After a big Basque breakfast with Mayor Dave Bieter on Monday, Rocco Landesman, chairman of the National Endowment for the Arts for about eight months now, stood in the large but cozy timber-and-brick meeting area of the Esther Simplot Center for the Performing Arts, and told heads of Treasure Valley arts organizations that he's a longtime fan of Roger Miller.
To be in the city where "King of the Road" is said to have been penned (Miller supposedly wrote it while staying at the historic Idanha Hotel) may have been reason enough for a visit, but Landesman—dressed in a dark suit and a pair of shiny, burgundy colored cowboy boots—came to Idaho to do more than gaze at the birthplace of a beloved song. With plans to visit Jerome and Twin Falls later in the day, Landesman came to Boise to speak on the importance of arts funding but, more importantly, he also came to learn something about the arts in this "isolated area."
After an introduction of Mayor Bieter by Idaho Commission on the Arts' Michael Faison, Mayor Bieter then introduced Landesman.
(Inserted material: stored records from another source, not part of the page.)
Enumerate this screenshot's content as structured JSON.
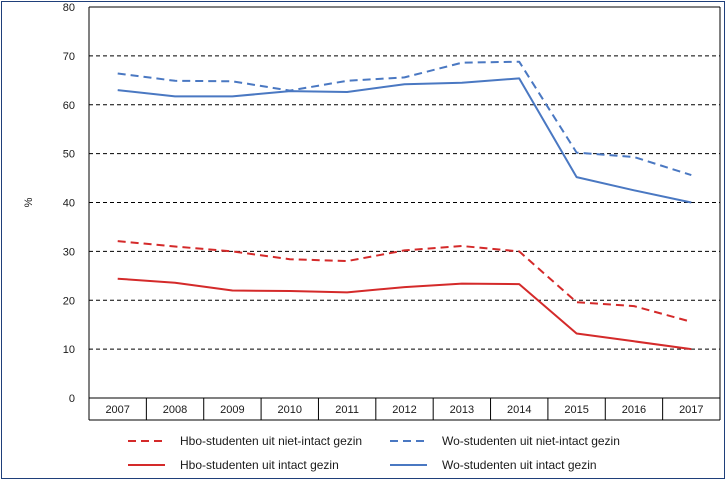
{
  "chart_data": {
    "type": "line",
    "title": "",
    "xlabel": "",
    "ylabel": "%",
    "x": [
      "2007",
      "2008",
      "2009",
      "2010",
      "2011",
      "2012",
      "2013",
      "2014",
      "2015",
      "2016",
      "2017"
    ],
    "ylim": [
      0,
      80
    ],
    "yticks": [
      0,
      10,
      20,
      30,
      40,
      50,
      60,
      70,
      80
    ],
    "grid": "horizontal dashed",
    "legend_position": "bottom",
    "series": [
      {
        "name": "Hbo-studenten uit niet-intact gezin",
        "color": "#d42a2a",
        "style": "dashed",
        "values": [
          32.1,
          31.0,
          30.0,
          28.4,
          28.0,
          30.2,
          31.1,
          30.0,
          19.6,
          18.8,
          15.6
        ]
      },
      {
        "name": "Wo-studenten uit niet-intact gezin",
        "color": "#4a78c2",
        "style": "dashed",
        "values": [
          66.4,
          64.9,
          64.8,
          62.9,
          64.9,
          65.6,
          68.6,
          68.8,
          50.2,
          49.3,
          45.6
        ]
      },
      {
        "name": "Hbo-studenten uit intact gezin",
        "color": "#d42a2a",
        "style": "solid",
        "values": [
          24.4,
          23.6,
          22.0,
          21.9,
          21.6,
          22.7,
          23.4,
          23.3,
          13.2,
          11.6,
          10.0
        ]
      },
      {
        "name": "Wo-studenten uit intact gezin",
        "color": "#4a78c2",
        "style": "solid",
        "values": [
          63.0,
          61.7,
          61.7,
          62.8,
          62.6,
          64.2,
          64.5,
          65.4,
          45.2,
          42.5,
          40.0
        ]
      }
    ]
  }
}
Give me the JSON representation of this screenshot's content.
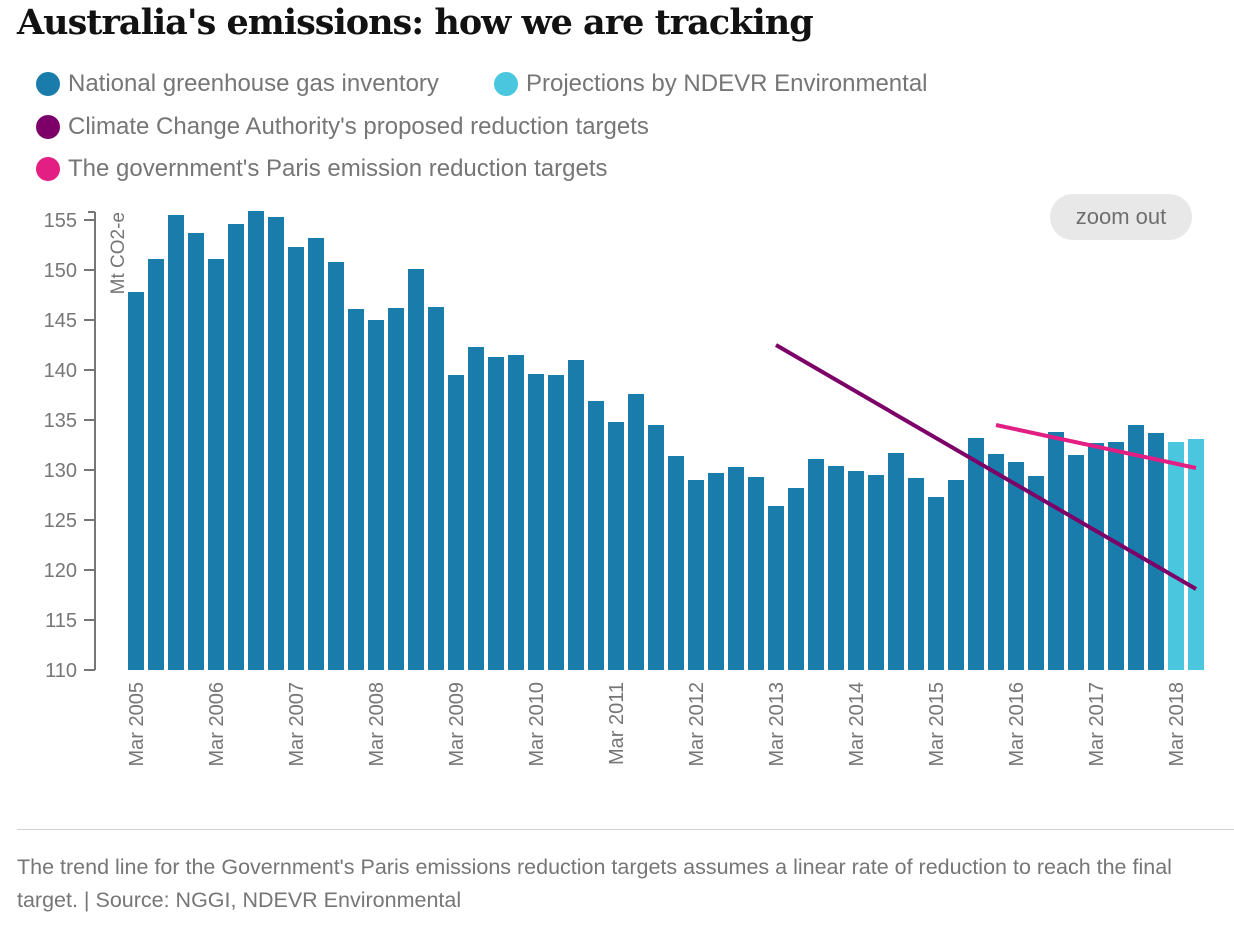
{
  "title": "Australia's emissions: how we are tracking",
  "legend": [
    {
      "label": "National greenhouse gas inventory",
      "color": "#197caa",
      "icon": "circle"
    },
    {
      "label": "Projections by NDEVR Environmental",
      "color": "#4bc6df",
      "icon": "circle"
    },
    {
      "label": "Climate Change Authority's proposed reduction targets",
      "color": "#7d0068",
      "icon": "circle"
    },
    {
      "label": "The government's Paris emission reduction targets",
      "color": "#e31f83",
      "icon": "circle"
    }
  ],
  "zoom_button": {
    "label": "zoom out"
  },
  "footnote": "The trend line for the Government's Paris emissions reduction targets assumes a linear rate of reduction to reach the final target. | Source: NGGI, NDEVR Environmental",
  "chart_data": {
    "type": "bar",
    "title": "Australia's emissions: how we are tracking",
    "xlabel": "",
    "ylabel": "Mt CO2-e",
    "ylim": [
      110,
      155.8
    ],
    "yticks": [
      110,
      115,
      120,
      125,
      130,
      135,
      140,
      145,
      150,
      155
    ],
    "grid": false,
    "legend_position": "top-left",
    "x_tick_labels": [
      "Mar 2005",
      "Mar 2006",
      "Mar 2007",
      "Mar 2008",
      "Mar 2009",
      "Mar 2010",
      "Mar 2011",
      "Mar 2012",
      "Mar 2013",
      "Mar 2014",
      "Mar 2015",
      "Mar 2016",
      "Mar 2017",
      "Mar 2018"
    ],
    "categories": [
      "Mar 2005",
      "Jun 2005",
      "Sep 2005",
      "Dec 2005",
      "Mar 2006",
      "Jun 2006",
      "Sep 2006",
      "Dec 2006",
      "Mar 2007",
      "Jun 2007",
      "Sep 2007",
      "Dec 2007",
      "Mar 2008",
      "Jun 2008",
      "Sep 2008",
      "Dec 2008",
      "Mar 2009",
      "Jun 2009",
      "Sep 2009",
      "Dec 2009",
      "Mar 2010",
      "Jun 2010",
      "Sep 2010",
      "Dec 2010",
      "Mar 2011",
      "Jun 2011",
      "Sep 2011",
      "Dec 2011",
      "Mar 2012",
      "Jun 2012",
      "Sep 2012",
      "Dec 2012",
      "Mar 2013",
      "Jun 2013",
      "Sep 2013",
      "Dec 2013",
      "Mar 2014",
      "Jun 2014",
      "Sep 2014",
      "Dec 2014",
      "Mar 2015",
      "Jun 2015",
      "Sep 2015",
      "Dec 2015",
      "Mar 2016",
      "Jun 2016",
      "Sep 2016",
      "Dec 2016",
      "Mar 2017",
      "Jun 2017",
      "Sep 2017",
      "Dec 2017",
      "Mar 2018",
      "Jun 2018"
    ],
    "series": [
      {
        "name": "National greenhouse gas inventory",
        "type": "bar",
        "color": "#197caa",
        "values": [
          147.8,
          151.1,
          155.5,
          153.7,
          151.1,
          154.6,
          155.9,
          155.3,
          152.3,
          153.2,
          150.8,
          146.1,
          145.0,
          146.2,
          150.1,
          146.3,
          139.5,
          142.3,
          141.3,
          141.5,
          139.6,
          139.5,
          141.0,
          136.9,
          134.8,
          137.6,
          134.5,
          131.4,
          129.0,
          129.7,
          130.3,
          129.3,
          126.4,
          128.2,
          131.1,
          130.4,
          129.9,
          129.5,
          131.7,
          129.2,
          127.3,
          129.0,
          133.2,
          131.6,
          130.8,
          129.4,
          133.8,
          131.5,
          132.7,
          132.8,
          134.5,
          133.7,
          null,
          null
        ]
      },
      {
        "name": "Projections by NDEVR Environmental",
        "type": "bar",
        "color": "#4bc6df",
        "values": [
          null,
          null,
          null,
          null,
          null,
          null,
          null,
          null,
          null,
          null,
          null,
          null,
          null,
          null,
          null,
          null,
          null,
          null,
          null,
          null,
          null,
          null,
          null,
          null,
          null,
          null,
          null,
          null,
          null,
          null,
          null,
          null,
          null,
          null,
          null,
          null,
          null,
          null,
          null,
          null,
          null,
          null,
          null,
          null,
          null,
          null,
          null,
          null,
          null,
          null,
          null,
          null,
          132.8,
          133.1
        ]
      },
      {
        "name": "Climate Change Authority's proposed reduction targets",
        "type": "line",
        "color": "#7d0068",
        "points": [
          {
            "x": "Mar 2013",
            "y": 142.5
          },
          {
            "x": "Jun 2018",
            "y": 118.1
          }
        ]
      },
      {
        "name": "The government's Paris emission reduction targets",
        "type": "line",
        "color": "#e31f83",
        "points": [
          {
            "x": "Dec 2015",
            "y": 134.5
          },
          {
            "x": "Jun 2018",
            "y": 130.2
          }
        ]
      }
    ]
  }
}
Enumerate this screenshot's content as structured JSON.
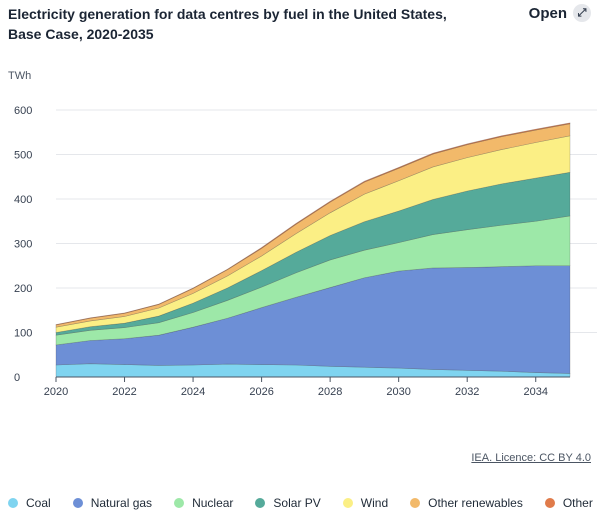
{
  "header": {
    "title": "Electricity generation for data centres by fuel in the United States, Base Case, 2020-2035",
    "open_label": "Open",
    "open_icon": "expand-arrows-icon"
  },
  "footer": {
    "licence": "IEA. Licence: CC BY 4.0"
  },
  "chart_data": {
    "type": "area",
    "stacked": true,
    "unit": "TWh",
    "x": [
      2020,
      2021,
      2022,
      2023,
      2024,
      2025,
      2026,
      2027,
      2028,
      2029,
      2030,
      2031,
      2032,
      2033,
      2034,
      2035
    ],
    "xticks": [
      2020,
      2022,
      2024,
      2026,
      2028,
      2030,
      2032,
      2034
    ],
    "ylim": [
      0,
      600
    ],
    "yticks": [
      0,
      100,
      200,
      300,
      400,
      500,
      600
    ],
    "grid": true,
    "legend_position": "bottom",
    "series": [
      {
        "name": "Coal",
        "color": "#7fd4f0",
        "values": [
          27,
          30,
          28,
          26,
          27,
          29,
          28,
          27,
          24,
          22,
          20,
          17,
          15,
          13,
          10,
          8
        ]
      },
      {
        "name": "Natural gas",
        "color": "#6d8fd6",
        "values": [
          45,
          52,
          58,
          68,
          85,
          103,
          128,
          152,
          177,
          201,
          218,
          228,
          231,
          235,
          240,
          242
        ]
      },
      {
        "name": "Nuclear",
        "color": "#9de8a8",
        "values": [
          22,
          23,
          25,
          28,
          33,
          40,
          46,
          55,
          62,
          62,
          64,
          75,
          85,
          93,
          100,
          112
        ]
      },
      {
        "name": "Solar PV",
        "color": "#55aa9a",
        "values": [
          6,
          8,
          10,
          15,
          21,
          28,
          37,
          46,
          55,
          64,
          71,
          79,
          87,
          93,
          97,
          98
        ]
      },
      {
        "name": "Wind",
        "color": "#fbef85",
        "values": [
          12,
          13,
          15,
          18,
          22,
          27,
          33,
          42,
          51,
          62,
          68,
          73,
          75,
          77,
          80,
          82
        ]
      },
      {
        "name": "Other renewables",
        "color": "#f2b96a",
        "values": [
          5,
          6,
          7,
          8,
          11,
          14,
          17,
          21,
          24,
          27,
          28,
          29,
          29,
          29,
          28,
          27
        ]
      },
      {
        "name": "Other",
        "color": "#e07b4a",
        "values": [
          1,
          1,
          1,
          1,
          1,
          1,
          2,
          2,
          2,
          2,
          2,
          2,
          2,
          2,
          2,
          2
        ]
      }
    ]
  }
}
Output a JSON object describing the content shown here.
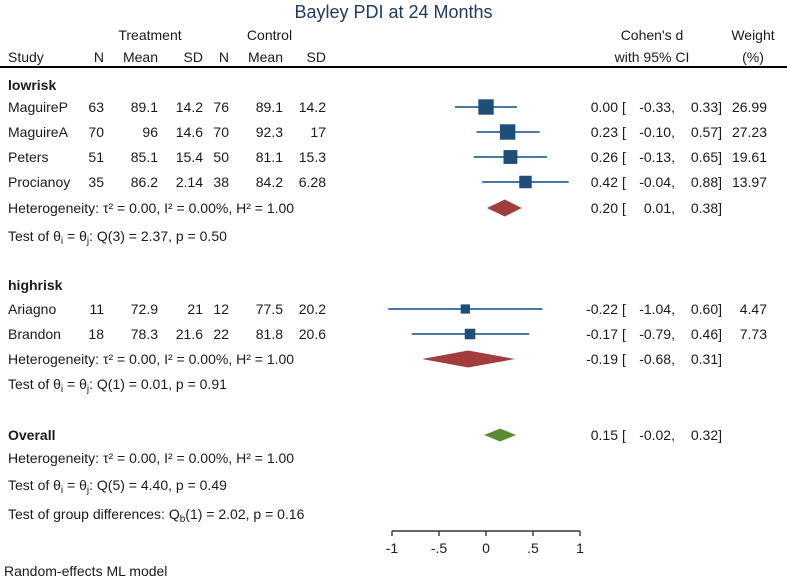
{
  "title": "Bayley PDI at 24 Months",
  "note": "Random-effects ML model",
  "header": {
    "study": "Study",
    "treatment": "Treatment",
    "control": "Control",
    "n": "N",
    "mean": "Mean",
    "sd": "SD",
    "effect_line1": "Cohen's d",
    "effect_line2": "with 95% CI",
    "weight_line1": "Weight",
    "weight_line2": "(%)"
  },
  "colors": {
    "title": "#1f3864",
    "text": "#1a1a1a",
    "square": "#1f4e79",
    "ci_line": "#4a78a6",
    "subgroup_diamond": "#a33c3e",
    "overall_diamond": "#5a8a32",
    "axis": "#333333",
    "rule": "#000000"
  },
  "chart_data": {
    "type": "forest",
    "title": "Bayley PDI at 24 Months",
    "effect_label": "Cohen's d with 95% CI",
    "model_note": "Random-effects ML model",
    "x_axis": {
      "min": -1,
      "max": 1,
      "ticks": [
        {
          "value": -1,
          "label": "-1"
        },
        {
          "value": -0.5,
          "label": "-.5"
        },
        {
          "value": 0,
          "label": "0"
        },
        {
          "value": 0.5,
          "label": ".5"
        },
        {
          "value": 1,
          "label": "1"
        }
      ]
    },
    "groups": [
      {
        "name": "lowrisk",
        "studies": [
          {
            "study": "MaguireP",
            "treatment": {
              "n": "63",
              "mean": "89.1",
              "sd": "14.2"
            },
            "control": {
              "n": "76",
              "mean": "89.1",
              "sd": "14.2"
            },
            "est": 0.0,
            "ci_low": -0.33,
            "ci_high": 0.33,
            "weight": 26.99
          },
          {
            "study": "MaguireA",
            "treatment": {
              "n": "70",
              "mean": "96",
              "sd": "14.6"
            },
            "control": {
              "n": "70",
              "mean": "92.3",
              "sd": "17"
            },
            "est": 0.23,
            "ci_low": -0.1,
            "ci_high": 0.57,
            "weight": 27.23
          },
          {
            "study": "Peters",
            "treatment": {
              "n": "51",
              "mean": "85.1",
              "sd": "15.4"
            },
            "control": {
              "n": "50",
              "mean": "81.1",
              "sd": "15.3"
            },
            "est": 0.26,
            "ci_low": -0.13,
            "ci_high": 0.65,
            "weight": 19.61
          },
          {
            "study": "Procianoy",
            "treatment": {
              "n": "35",
              "mean": "86.2",
              "sd": "2.14"
            },
            "control": {
              "n": "38",
              "mean": "84.2",
              "sd": "6.28"
            },
            "est": 0.42,
            "ci_low": -0.04,
            "ci_high": 0.88,
            "weight": 13.97
          }
        ],
        "heterogeneity": "Heterogeneity: τ² = 0.00, I² = 0.00%, H² = 1.00",
        "summary": {
          "est": 0.2,
          "ci_low": 0.01,
          "ci_high": 0.38
        },
        "test_parts": [
          {
            "text": "Test of θ"
          },
          {
            "text": "i",
            "sub": true
          },
          {
            "text": " = θ"
          },
          {
            "text": "j",
            "sub": true
          },
          {
            "text": ": Q(3) = 2.37, p = 0.50"
          }
        ]
      },
      {
        "name": "highrisk",
        "studies": [
          {
            "study": "Ariagno",
            "treatment": {
              "n": "11",
              "mean": "72.9",
              "sd": "21"
            },
            "control": {
              "n": "12",
              "mean": "77.5",
              "sd": "20.2"
            },
            "est": -0.22,
            "ci_low": -1.04,
            "ci_high": 0.6,
            "weight": 4.47
          },
          {
            "study": "Brandon",
            "treatment": {
              "n": "18",
              "mean": "78.3",
              "sd": "21.6"
            },
            "control": {
              "n": "22",
              "mean": "81.8",
              "sd": "20.6"
            },
            "est": -0.17,
            "ci_low": -0.79,
            "ci_high": 0.46,
            "weight": 7.73
          }
        ],
        "heterogeneity": "Heterogeneity: τ² = 0.00, I² = 0.00%, H² = 1.00",
        "summary": {
          "est": -0.19,
          "ci_low": -0.68,
          "ci_high": 0.31
        },
        "test_parts": [
          {
            "text": "Test of θ"
          },
          {
            "text": "i",
            "sub": true
          },
          {
            "text": " = θ"
          },
          {
            "text": "j",
            "sub": true
          },
          {
            "text": ": Q(1) = 0.01, p = 0.91"
          }
        ]
      }
    ],
    "overall": {
      "label": "Overall",
      "summary": {
        "est": 0.15,
        "ci_low": -0.02,
        "ci_high": 0.32
      },
      "heterogeneity": "Heterogeneity: τ² = 0.00, I² = 0.00%, H² = 1.00",
      "test_parts": [
        {
          "text": "Test of θ"
        },
        {
          "text": "i",
          "sub": true
        },
        {
          "text": " = θ"
        },
        {
          "text": "j",
          "sub": true
        },
        {
          "text": ": Q(5) = 4.40, p = 0.49"
        }
      ]
    },
    "group_diff_parts": [
      {
        "text": "Test of group differences: Q"
      },
      {
        "text": "b",
        "sub": true
      },
      {
        "text": "(1) = 2.02, p = 0.16"
      }
    ],
    "note": "Random-effects ML model"
  }
}
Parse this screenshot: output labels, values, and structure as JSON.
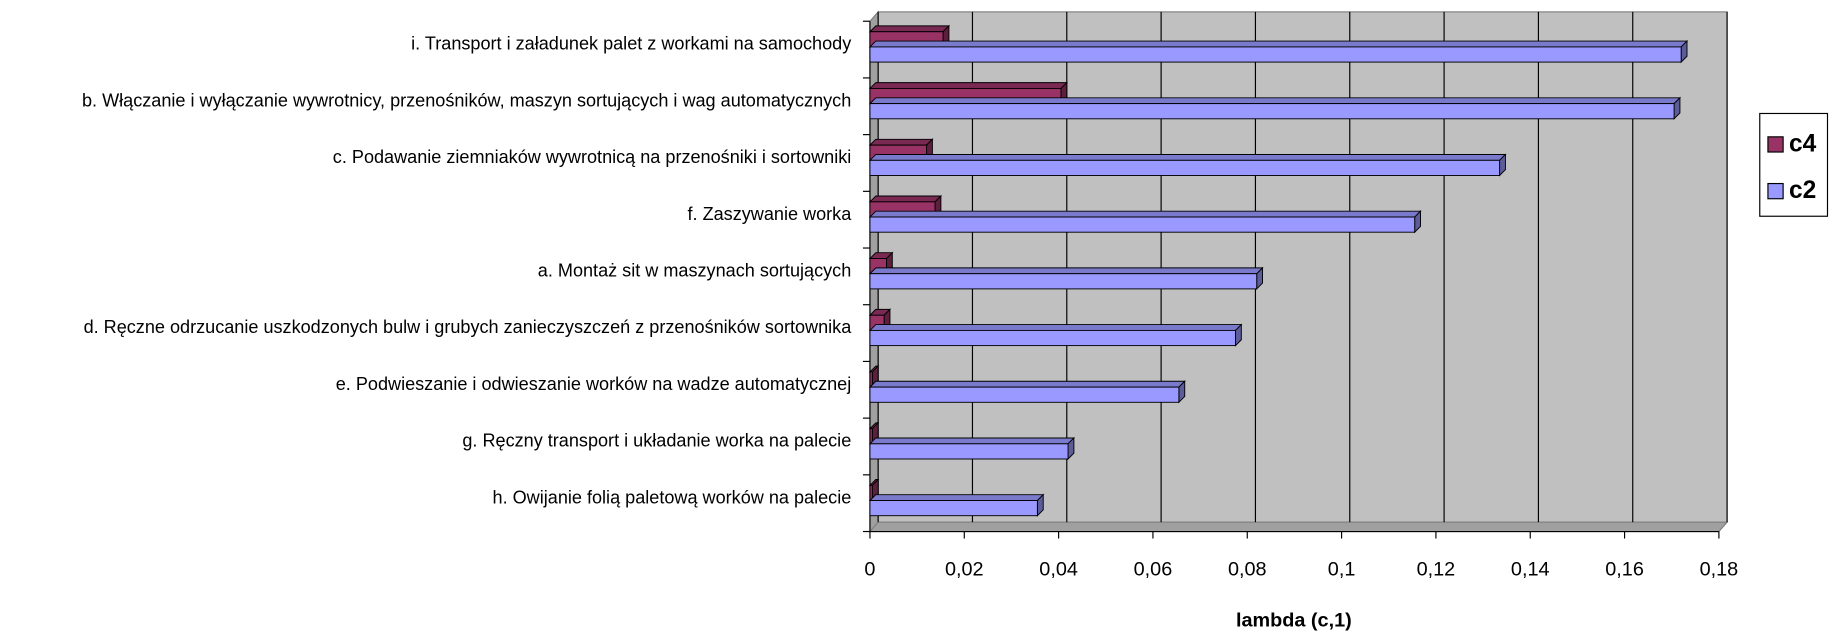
{
  "chart_data": {
    "type": "bar",
    "orientation": "horizontal",
    "categories": [
      "i. Transport i załadunek palet z workami na samochody",
      "b. Włączanie i wyłączanie wywrotnicy, przenośników, maszyn sortujących i wag automatycznych",
      "c. Podawanie ziemniaków wywrotnicą na przenośniki i sortowniki",
      "f. Zaszywanie worka",
      "a. Montaż sit w maszynach sortujących",
      "d. Ręczne odrzucanie uszkodzonych bulw i grubych zanieczyszczeń z przenośników sortownika",
      "e. Podwieszanie i odwieszanie worków na wadze automatycznej",
      "g. Ręczny transport i układanie worka na palecie",
      "h. Owijanie folią paletową worków na palecie"
    ],
    "series": [
      {
        "name": "c4",
        "color": "#993366",
        "values": [
          0.0155,
          0.0405,
          0.012,
          0.0138,
          0.0035,
          0.003,
          0.0005,
          0.0005,
          0.0005
        ]
      },
      {
        "name": "c2",
        "color": "#9999ff",
        "values": [
          0.172,
          0.1705,
          0.1335,
          0.1155,
          0.082,
          0.0775,
          0.0655,
          0.042,
          0.0355
        ]
      }
    ],
    "xlabel": "lambda (c,1)",
    "xlim": [
      0,
      0.18
    ],
    "xticks": [
      0,
      {
        "value": 0.02,
        "label": "0,02"
      },
      {
        "value": 0.04,
        "label": "0,04"
      },
      {
        "value": 0.06,
        "label": "0,06"
      },
      {
        "value": 0.08,
        "label": "0,08"
      },
      {
        "value": 0.1,
        "label": "0,1"
      },
      {
        "value": 0.12,
        "label": "0,12"
      },
      {
        "value": 0.14,
        "label": "0,14"
      },
      {
        "value": 0.16,
        "label": "0,16"
      },
      {
        "value": 0.18,
        "label": "0,18"
      }
    ],
    "grid": true,
    "legend": "right"
  }
}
The former Broadway producer spoke to the group of about 35 arts organization leaders about the importance arts plays in a city's overall health—both in a civic and economic sense—and confirmed what community leaders already know: that a vibrant arts scene enhances the quality of life and brings not only more creative people to an area, but businesses as well. "People want to live where there is art and culture," he said. "And businesses follow people."
Landesman also acknowledged that amid a swirl of budget deficits and cuts to funding, he has been looking outside of the traditional government agencies for arts money, such as the Department of Housing and Urban Development, the Department of Education and the private sector.
In the hour or so that the meeting lasted, Landesman heard from Richard Klautsch of Boise State; Julie Numbers-Smith from Ballet Idaho; Tony Boatman of the Boise Philharmonic; Carl Rowe of Idaho Dance Theatre, Jean Andrews from Music Theatre of Idaho; John Michael Schert from Trey McIntyre Project; Melanie Fales of the Boise Art Museum; Cheryl Maddalena of Big Tree Arts; Mark Junkert from Opera Idaho; all of whom provided Landesman with an overview of his or her arts organizations.
Esther Simplot also addressed Landesman, publicly saying she believes that arts education is important, but believes that rather than insisting grant applications include a statement of how education will be included, the NEA should focus more on funding art for art's sake.